Le nouveau président devra donc trouver un équilibre judicieux entre la nécessité d’attirer davantage de capitaux privés en vue de financer les projets d’infrastructures africains et celle de soutenir le développement des régions et pays africains les plus pauvres en leur donnant accès au marché de la dette, dans le but de soutenir ou susciter la croissance dans l’ensemble de la zone africaine, favorisant ainsi sa prospérité globale.

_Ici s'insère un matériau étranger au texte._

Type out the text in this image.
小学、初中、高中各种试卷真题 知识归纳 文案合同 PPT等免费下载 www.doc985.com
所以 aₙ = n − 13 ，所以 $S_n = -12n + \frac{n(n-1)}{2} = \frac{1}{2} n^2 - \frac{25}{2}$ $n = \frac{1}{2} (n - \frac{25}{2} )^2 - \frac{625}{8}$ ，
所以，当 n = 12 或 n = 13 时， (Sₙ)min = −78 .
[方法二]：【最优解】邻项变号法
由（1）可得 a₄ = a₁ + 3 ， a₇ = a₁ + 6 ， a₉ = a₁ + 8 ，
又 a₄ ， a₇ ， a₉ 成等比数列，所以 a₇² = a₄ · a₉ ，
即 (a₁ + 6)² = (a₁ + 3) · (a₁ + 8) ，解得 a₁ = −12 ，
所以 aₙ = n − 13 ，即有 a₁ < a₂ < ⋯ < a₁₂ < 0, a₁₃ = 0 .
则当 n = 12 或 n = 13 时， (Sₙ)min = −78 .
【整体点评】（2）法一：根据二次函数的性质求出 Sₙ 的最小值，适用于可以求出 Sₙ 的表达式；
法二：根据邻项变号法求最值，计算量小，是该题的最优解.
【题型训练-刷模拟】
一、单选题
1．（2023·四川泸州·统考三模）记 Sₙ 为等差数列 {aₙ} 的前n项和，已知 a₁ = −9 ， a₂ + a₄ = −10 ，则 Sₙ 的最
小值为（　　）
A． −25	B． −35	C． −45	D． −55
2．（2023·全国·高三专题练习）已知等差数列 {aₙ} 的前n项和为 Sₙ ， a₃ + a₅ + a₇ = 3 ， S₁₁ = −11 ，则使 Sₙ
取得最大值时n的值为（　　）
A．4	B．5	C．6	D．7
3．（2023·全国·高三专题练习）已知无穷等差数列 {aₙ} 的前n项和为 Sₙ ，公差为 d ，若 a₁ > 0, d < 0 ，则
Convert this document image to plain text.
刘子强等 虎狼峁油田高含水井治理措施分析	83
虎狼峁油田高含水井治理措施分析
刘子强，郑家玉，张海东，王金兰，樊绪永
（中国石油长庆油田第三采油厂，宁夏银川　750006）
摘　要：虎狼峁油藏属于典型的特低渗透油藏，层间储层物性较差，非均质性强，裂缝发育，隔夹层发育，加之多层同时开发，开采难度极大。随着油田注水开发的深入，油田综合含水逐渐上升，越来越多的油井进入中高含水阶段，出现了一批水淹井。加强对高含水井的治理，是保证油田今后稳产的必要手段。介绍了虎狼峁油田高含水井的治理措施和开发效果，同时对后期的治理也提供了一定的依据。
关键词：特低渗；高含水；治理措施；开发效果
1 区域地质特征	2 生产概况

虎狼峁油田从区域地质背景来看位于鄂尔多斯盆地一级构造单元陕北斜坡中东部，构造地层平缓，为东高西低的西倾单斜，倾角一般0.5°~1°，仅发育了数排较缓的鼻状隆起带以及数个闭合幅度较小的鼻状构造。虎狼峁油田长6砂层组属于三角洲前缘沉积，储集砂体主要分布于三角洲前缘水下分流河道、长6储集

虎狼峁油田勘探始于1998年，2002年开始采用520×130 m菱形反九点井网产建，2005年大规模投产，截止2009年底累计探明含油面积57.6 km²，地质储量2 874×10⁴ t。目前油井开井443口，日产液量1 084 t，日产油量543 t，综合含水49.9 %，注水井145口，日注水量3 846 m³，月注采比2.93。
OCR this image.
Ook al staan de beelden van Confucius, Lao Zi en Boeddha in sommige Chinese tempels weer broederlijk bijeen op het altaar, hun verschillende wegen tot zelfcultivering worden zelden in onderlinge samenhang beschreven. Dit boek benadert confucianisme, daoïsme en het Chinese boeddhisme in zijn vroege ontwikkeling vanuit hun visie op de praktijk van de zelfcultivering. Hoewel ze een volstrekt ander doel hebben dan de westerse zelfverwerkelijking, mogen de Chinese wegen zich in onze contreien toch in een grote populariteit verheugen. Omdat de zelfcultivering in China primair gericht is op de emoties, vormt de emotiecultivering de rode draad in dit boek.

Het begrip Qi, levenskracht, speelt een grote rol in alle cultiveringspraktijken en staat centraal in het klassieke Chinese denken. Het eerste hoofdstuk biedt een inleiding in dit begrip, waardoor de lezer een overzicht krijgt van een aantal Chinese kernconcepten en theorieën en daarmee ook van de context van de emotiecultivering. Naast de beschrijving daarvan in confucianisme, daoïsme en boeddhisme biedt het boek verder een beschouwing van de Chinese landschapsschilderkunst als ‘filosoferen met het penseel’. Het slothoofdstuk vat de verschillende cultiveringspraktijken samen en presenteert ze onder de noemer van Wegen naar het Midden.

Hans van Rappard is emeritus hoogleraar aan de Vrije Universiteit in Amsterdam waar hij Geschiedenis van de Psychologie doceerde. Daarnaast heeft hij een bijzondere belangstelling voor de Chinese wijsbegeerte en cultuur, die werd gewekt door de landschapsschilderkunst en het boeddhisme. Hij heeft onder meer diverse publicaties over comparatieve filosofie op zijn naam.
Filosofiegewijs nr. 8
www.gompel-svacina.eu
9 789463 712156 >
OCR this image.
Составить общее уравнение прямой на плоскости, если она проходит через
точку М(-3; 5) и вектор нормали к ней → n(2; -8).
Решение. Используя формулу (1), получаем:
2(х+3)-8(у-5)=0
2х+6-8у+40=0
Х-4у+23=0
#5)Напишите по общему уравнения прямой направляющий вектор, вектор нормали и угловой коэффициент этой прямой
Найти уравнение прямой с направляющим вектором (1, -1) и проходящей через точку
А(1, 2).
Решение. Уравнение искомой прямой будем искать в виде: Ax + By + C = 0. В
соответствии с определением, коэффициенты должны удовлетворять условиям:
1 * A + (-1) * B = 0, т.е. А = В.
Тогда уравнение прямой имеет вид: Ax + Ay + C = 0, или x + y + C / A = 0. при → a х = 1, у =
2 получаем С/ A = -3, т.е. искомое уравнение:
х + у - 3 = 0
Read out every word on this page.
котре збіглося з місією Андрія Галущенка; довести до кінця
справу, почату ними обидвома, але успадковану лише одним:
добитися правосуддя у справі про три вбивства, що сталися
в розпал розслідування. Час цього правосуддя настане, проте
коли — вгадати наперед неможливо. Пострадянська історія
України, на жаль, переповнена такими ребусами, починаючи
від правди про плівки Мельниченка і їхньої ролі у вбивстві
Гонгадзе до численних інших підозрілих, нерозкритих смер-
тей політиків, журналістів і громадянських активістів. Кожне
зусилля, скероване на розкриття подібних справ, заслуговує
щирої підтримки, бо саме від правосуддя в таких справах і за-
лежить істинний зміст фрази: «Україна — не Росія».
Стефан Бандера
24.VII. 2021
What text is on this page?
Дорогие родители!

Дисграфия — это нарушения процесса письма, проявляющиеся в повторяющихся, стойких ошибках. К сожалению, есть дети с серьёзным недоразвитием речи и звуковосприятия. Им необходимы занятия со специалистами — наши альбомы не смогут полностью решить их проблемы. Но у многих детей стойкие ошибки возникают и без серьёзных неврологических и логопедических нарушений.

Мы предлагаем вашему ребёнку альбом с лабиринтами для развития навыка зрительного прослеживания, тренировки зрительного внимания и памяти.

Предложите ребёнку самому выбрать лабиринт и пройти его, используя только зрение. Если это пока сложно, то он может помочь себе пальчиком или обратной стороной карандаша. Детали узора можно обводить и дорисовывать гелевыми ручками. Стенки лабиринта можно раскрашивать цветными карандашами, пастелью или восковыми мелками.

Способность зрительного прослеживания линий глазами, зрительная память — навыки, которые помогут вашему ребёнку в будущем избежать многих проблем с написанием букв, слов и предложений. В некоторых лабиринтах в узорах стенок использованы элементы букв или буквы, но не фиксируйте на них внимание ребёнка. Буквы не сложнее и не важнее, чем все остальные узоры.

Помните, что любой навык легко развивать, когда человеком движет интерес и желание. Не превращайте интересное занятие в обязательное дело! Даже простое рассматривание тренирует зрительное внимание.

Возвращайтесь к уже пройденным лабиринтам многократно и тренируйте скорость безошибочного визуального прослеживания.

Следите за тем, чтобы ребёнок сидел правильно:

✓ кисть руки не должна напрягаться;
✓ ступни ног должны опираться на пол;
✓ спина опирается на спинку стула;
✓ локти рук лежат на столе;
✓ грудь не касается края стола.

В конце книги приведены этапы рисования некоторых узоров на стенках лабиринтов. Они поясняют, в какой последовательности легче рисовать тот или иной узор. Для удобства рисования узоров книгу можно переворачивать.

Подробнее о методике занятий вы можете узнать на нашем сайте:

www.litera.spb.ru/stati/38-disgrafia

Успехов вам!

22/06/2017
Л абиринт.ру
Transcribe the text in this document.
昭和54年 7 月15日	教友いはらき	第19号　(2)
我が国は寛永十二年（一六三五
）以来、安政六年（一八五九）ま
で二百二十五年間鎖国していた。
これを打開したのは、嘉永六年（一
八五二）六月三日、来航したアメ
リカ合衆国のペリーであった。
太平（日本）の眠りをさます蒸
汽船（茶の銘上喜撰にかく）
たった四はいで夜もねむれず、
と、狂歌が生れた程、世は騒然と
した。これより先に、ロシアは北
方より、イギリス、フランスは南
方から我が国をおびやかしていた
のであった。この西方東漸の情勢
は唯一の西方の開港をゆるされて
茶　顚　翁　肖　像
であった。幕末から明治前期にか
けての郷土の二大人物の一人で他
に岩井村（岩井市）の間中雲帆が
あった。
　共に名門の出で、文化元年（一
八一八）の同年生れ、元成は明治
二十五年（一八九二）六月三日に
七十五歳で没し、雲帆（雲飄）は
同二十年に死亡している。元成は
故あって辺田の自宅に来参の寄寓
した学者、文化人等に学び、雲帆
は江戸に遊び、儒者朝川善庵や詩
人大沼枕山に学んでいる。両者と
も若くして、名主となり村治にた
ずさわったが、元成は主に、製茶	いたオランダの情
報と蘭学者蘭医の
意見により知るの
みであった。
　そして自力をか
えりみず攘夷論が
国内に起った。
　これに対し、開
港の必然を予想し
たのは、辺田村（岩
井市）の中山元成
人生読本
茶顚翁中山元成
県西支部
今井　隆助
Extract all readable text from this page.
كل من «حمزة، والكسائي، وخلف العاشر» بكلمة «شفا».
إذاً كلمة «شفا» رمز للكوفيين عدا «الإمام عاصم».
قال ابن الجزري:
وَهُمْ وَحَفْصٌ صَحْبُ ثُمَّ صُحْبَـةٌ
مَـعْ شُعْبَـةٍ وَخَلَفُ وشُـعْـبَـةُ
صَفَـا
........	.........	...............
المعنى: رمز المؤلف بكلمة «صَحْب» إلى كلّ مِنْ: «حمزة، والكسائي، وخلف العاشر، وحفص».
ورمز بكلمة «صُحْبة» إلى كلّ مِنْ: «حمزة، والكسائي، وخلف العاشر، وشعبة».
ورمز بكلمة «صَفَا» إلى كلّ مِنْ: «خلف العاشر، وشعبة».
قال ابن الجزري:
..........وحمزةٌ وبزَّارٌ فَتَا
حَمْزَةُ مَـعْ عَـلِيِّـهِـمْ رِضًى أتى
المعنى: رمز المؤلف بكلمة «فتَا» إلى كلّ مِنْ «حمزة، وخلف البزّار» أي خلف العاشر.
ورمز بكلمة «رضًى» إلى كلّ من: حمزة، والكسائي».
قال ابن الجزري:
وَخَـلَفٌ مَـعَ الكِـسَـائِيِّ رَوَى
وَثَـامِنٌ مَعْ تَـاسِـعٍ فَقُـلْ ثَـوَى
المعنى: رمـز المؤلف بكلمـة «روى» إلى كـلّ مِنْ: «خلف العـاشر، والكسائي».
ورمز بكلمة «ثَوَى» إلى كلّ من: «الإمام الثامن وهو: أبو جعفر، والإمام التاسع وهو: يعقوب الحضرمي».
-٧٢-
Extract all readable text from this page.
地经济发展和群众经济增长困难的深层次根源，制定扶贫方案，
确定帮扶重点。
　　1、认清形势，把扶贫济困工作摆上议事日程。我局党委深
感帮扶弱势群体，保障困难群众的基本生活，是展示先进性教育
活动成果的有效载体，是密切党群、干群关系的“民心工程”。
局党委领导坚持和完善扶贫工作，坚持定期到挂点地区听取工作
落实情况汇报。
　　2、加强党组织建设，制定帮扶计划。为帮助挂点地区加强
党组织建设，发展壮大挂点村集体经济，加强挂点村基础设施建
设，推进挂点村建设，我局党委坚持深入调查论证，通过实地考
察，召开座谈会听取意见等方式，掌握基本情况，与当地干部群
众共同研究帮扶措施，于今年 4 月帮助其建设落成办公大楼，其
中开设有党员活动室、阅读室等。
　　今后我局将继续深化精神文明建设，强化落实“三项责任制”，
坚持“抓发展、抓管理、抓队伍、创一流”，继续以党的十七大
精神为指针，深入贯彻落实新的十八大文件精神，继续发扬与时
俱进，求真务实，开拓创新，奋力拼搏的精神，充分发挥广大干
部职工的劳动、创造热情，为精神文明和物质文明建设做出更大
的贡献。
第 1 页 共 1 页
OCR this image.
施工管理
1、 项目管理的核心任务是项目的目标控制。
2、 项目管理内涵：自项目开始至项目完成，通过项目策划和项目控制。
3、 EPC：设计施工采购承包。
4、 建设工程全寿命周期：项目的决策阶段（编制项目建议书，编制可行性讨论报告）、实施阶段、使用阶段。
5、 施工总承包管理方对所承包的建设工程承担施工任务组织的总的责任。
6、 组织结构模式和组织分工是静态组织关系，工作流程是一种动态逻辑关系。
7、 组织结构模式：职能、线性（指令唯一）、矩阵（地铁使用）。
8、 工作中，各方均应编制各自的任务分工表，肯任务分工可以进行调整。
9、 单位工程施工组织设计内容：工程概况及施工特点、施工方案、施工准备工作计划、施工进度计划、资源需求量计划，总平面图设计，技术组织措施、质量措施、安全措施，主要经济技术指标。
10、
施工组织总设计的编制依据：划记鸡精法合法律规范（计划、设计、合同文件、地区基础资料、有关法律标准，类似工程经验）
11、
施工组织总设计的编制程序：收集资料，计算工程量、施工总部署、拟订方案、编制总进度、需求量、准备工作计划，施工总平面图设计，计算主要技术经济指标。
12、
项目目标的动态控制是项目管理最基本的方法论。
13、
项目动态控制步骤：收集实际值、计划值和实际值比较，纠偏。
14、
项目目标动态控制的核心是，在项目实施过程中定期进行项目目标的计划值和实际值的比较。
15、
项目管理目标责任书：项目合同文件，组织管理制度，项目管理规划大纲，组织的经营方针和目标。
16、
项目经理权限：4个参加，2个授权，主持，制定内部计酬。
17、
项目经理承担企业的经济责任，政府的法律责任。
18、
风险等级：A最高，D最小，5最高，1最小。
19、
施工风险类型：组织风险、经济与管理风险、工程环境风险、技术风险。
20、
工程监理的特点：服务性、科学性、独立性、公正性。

Adesina a livré les grandes orientations de son action future

Akinwumi Adesina déclare avoir établi ses priorités par rapport à ces questions. Dans l’exposé de la perspective d’avenir qu’il a rédigée dans le cadre de sa candidature, celui-ci a rappelé qu’il souhaitait avant tout une croissance africaine n’excluant personne, et le développement d’une intégration régionale intelligente, en vue de favoriser la compétitivité de l’ensemble du continent africain.

Afin d’y parvenir, il souhaite mettre l’accent sur l’amélioration de la productivité par le biais du développement des infrastructures non seulement locales mais également régionales, ainsi que sur l’initiative privée, moteur selon lui de la croissance : il s’agira alors de redynamiser les zones rurales du continent et de favoriser l’emploi des jeunes et des femmes, afin de ne laisser personne sur le bord de la route et de générer une prospérité partagée.